WomensHealth
InfectiousDisease
PointOfCareTesting
Paritosh Dubey
Urinary tract infections are among the most common medical issues worldwide, yet the diagnostic pathway for complicated UTIs still feels decades behind.
Patients wait days for culture results. Clinicians prescribe broad-spectrum antibiotics “just in case.” And antimicrobial resistance grows quietly in the background: one empirical prescription at a time.
It’s a cycle everyone recognizes, but very few have been able to change. That silence may finally be breaking!
Nanopath, a Dartmouth-born startup founded by Dr. Amogha Tadimety and Dr. Alison Burklund, has developed a first-in-class molecular diagnostic platform that can identify UTI-causing pathogens and key antibiotic-resistance markers directly from urine, in about 15 minutes, at the point of care.
And it does all of this without the need for nucleic-acid amplification.
No PCR. No batch workflows. No 24- to 72-hour wait.
It is, simply put, a fundamentally different way of thinking about molecular diagnostics.
This month, the platform received FDA Breakthrough Device designation for complicated UTI diagnosis, a strong signal that regulators believe this technology could materially improve how cUTIs are detected and treated.

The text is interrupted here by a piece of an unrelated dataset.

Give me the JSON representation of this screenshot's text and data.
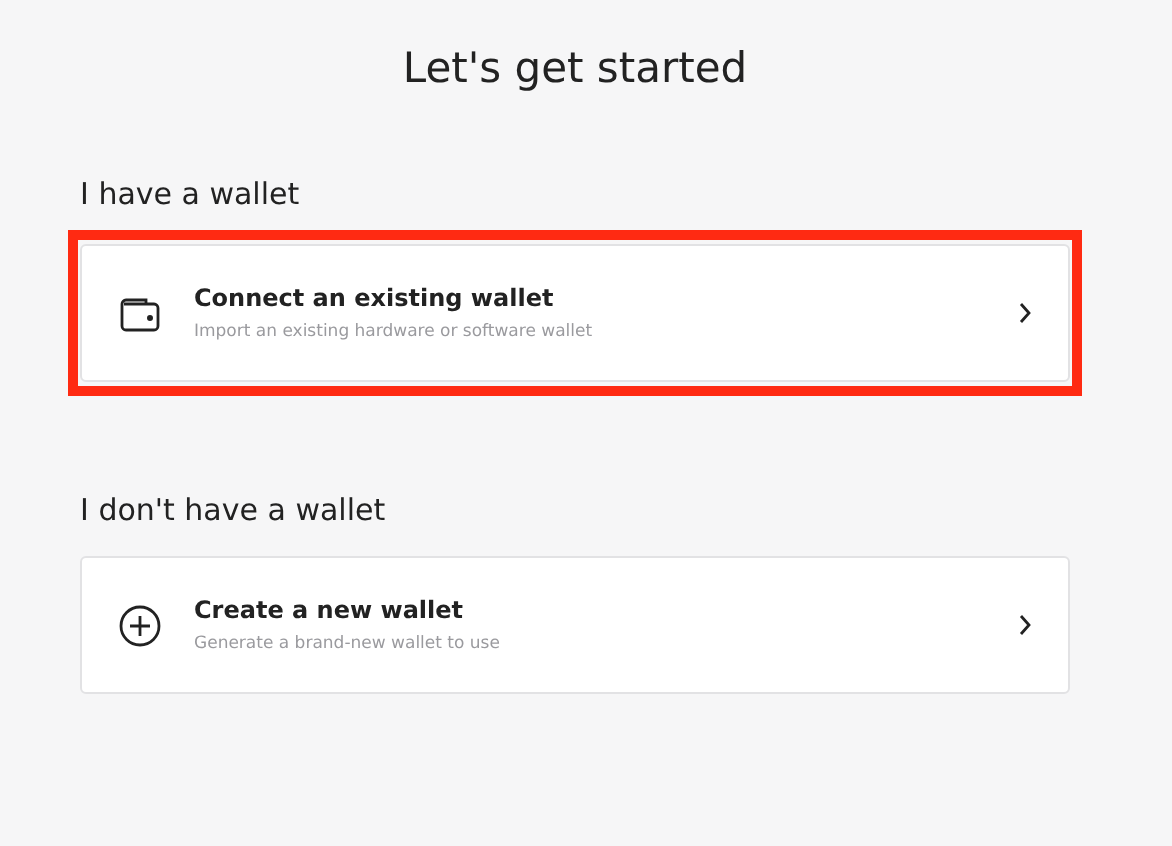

Behind the science lies a story of deep engineering: a label-free nano-biosensing platform capable of reading genetic information with extraordinary sensitivity, multiplexing across pathogens and resistance genes, and delivering clinically actionable results within the same patient encounter.
In practice, it means patients get the right therapy from the first dose—not after days of guesswork.
It means fewer avoidable hospitalizations, fewer sepsis escalations, and fewer unnecessary antibiotics.
It means giving clinicians the ability to diagnose and treat in one visit, the way outpatient care actually works.
Backed by $10M in Series A funding, NIH/NSF SBIR grants, and support from translational partners at Dartmouth, Nanopath is quickly emerging as one of the most promising companies in point-of-care molecular testing, with a clear path toward commercialization and a platform extensible to vaginitis, STIs, HPV, and broader women’s health diagnostics.
At The LifeSciences Circuit, we see Nanopath as a standout example of how deep science, purpose-built engineering, and regulatory clarity can converge to create a diagnostic that is both clinically meaningful and system-level efficient.
A technology built not just to detect pathogens but to help reshape the global response to antimicrobial resistance: one rapid, precise, and accessible test at a time.